The message that day was short. Just two lines: "Can we talk? I might be leaving next month."
Then a long, very polite paragraph about "wanting a change."
The moment we read it, the first reaction wasn't sadness — it was a brief wave of dizziness. What flashed through our heads wasn't "where is he going," it was —
"Who's going to take care of that system?"
One person's head, holding up the entire operation
Almost every small company that makes it to year three has someone like this.
Maybe it's the engineer friend who helped build the website early on. Maybe it's the first technical hire who came in later. Maybe it's the founder themselves. They're not necessarily the most skilled person on the team, but they're the only one who knows why that one section was written the way it was.
Why does a particular piece of logic look the way it does? Because a long-time customer's order got stuck three years ago and it was bolted on to fix it. Why are there two membership-tier fields in the back office? Because a data merge didn't line up and a backup field got left behind.
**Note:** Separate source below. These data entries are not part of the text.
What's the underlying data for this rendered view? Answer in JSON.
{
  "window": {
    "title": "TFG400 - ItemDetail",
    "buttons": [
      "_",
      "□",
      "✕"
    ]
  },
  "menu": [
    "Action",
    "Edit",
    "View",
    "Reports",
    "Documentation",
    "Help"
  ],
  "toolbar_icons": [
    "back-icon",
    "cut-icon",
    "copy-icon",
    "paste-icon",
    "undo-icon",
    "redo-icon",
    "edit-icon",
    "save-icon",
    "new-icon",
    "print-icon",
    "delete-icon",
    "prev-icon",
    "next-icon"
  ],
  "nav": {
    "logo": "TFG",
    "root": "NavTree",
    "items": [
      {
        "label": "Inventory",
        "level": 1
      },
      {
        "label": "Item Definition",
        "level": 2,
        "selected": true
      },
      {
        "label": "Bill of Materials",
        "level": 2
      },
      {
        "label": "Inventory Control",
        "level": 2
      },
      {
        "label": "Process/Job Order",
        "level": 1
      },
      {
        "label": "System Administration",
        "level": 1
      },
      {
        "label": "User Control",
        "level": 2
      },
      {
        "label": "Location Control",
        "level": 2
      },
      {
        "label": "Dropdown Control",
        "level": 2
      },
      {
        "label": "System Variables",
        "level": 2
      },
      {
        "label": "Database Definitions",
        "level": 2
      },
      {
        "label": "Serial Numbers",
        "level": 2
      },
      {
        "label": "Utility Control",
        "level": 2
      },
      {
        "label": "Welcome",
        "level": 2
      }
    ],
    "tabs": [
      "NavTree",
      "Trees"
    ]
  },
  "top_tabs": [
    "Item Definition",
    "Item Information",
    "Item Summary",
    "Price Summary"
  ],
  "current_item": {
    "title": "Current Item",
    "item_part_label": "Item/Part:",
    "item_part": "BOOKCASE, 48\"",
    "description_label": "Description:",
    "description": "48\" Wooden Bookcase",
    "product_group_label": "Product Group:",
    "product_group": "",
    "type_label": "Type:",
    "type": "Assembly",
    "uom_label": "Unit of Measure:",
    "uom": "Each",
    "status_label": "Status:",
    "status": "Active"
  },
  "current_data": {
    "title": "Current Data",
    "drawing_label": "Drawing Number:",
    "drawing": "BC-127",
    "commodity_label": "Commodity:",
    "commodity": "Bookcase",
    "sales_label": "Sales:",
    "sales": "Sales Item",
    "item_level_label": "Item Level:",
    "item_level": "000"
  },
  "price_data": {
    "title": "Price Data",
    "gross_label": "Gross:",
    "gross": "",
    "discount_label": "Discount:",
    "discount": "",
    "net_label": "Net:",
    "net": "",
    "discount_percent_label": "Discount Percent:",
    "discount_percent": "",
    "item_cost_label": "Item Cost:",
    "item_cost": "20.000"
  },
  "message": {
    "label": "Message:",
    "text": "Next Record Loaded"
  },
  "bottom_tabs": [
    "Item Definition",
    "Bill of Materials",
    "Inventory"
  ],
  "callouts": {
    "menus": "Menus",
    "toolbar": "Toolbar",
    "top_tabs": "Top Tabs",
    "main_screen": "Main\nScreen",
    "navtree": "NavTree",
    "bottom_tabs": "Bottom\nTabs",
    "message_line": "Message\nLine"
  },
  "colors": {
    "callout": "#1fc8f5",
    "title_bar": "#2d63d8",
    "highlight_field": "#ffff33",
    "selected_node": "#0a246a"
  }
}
Why does a checkout button quietly hide itself every Tuesday? Because a promotion never got properly taken down and no one bothered to fix it.
None of this is written down anywhere. It lives in that one person's head.
We thought we owned a system. What we actually own is years of operating history running on memory.
A two-week handoff can't replace three years of memory
The two weeks after that resignation message were the most anxious two weeks.
We started asking him to record videos, write documentation, schedule meetings — all at once. Every day, a new set of Markdown files would appear, titled "Payment Logic Explained," "Membership Data Structure," "Product Listing Workflow."
In that moment, it felt like everything would be fine in time.
But once he actually left, the new person took over, and something unexpected happened in the first month, we realized:
Those documents explained how the system currently works. They never explained why it was designed that way in the first place.
And it's never the former that actually trips you up. It's always the latter.
Documentation isn't written for engineers — it's written for our future selves
A lot of people assume "writing documentation" is an engineer's job, some kind of technical fastidiousness.
But what will actually make you thank your past self three years from now is a set of decision records nobody ever reads while things are calm — why this payment provider, why we decided not to support LINE Pay, why membership tiers went from three levels down to two.
These things look trivial. But they're exactly what makes a system possible for someone else to take over.
And they're the last line of defense that keeps you from having to tear everything down and rebuild from scratch on the afternoon an engineer walks out the door.
(Reaching this point is completely normal — most small companies survive first and only get around to this once they have the slack to. Not having documentation doesn't mean you did something wrong. It just means life hasn't forced the issue yet.)
In the AI era, documentation matters more, not less
These days everyone talks about how much code AI tools can write for engineers, how many bugs they can help squash.
But we've slowly realized something: AI can only actually help once it can understand our system.
When documentation is thorough, AI can quickly read the code, suggest changes, even help with day-to-day maintenance. When documentation is a blank page, AI ends up just as lost as we are — staring at uncommented code, equally confused.
In other words, documentation used to be written for the next engineer. Now it's written for the next engineer plus an AI assistant that's on call twenty-four hours a day.
We don't need to turn every line of code into an essay. We just need to leave a sentence or two of "why" behind every meaningful decision, so the next person — or the next AI — has a real chance of picking the system up.
What actually survives isn't the code. It's the context
Engineers leave. There's nothing strange about that.
People move on, companies change phases — that's healthy.
What's not healthy is the whole team staring blankly at a screen on the day it happens, not even knowing where to start looking.
So instead of asking "when will we find the next engineer," the more useful question might be:
"If he walked out today, how much of this could we actually hold on to?"
What you get to keep was never the code. It's the context.
(For what it's worth, this article is itself a piece of documentation — written for a future version of us who might forget, three years from now, why any of this felt so urgent today.)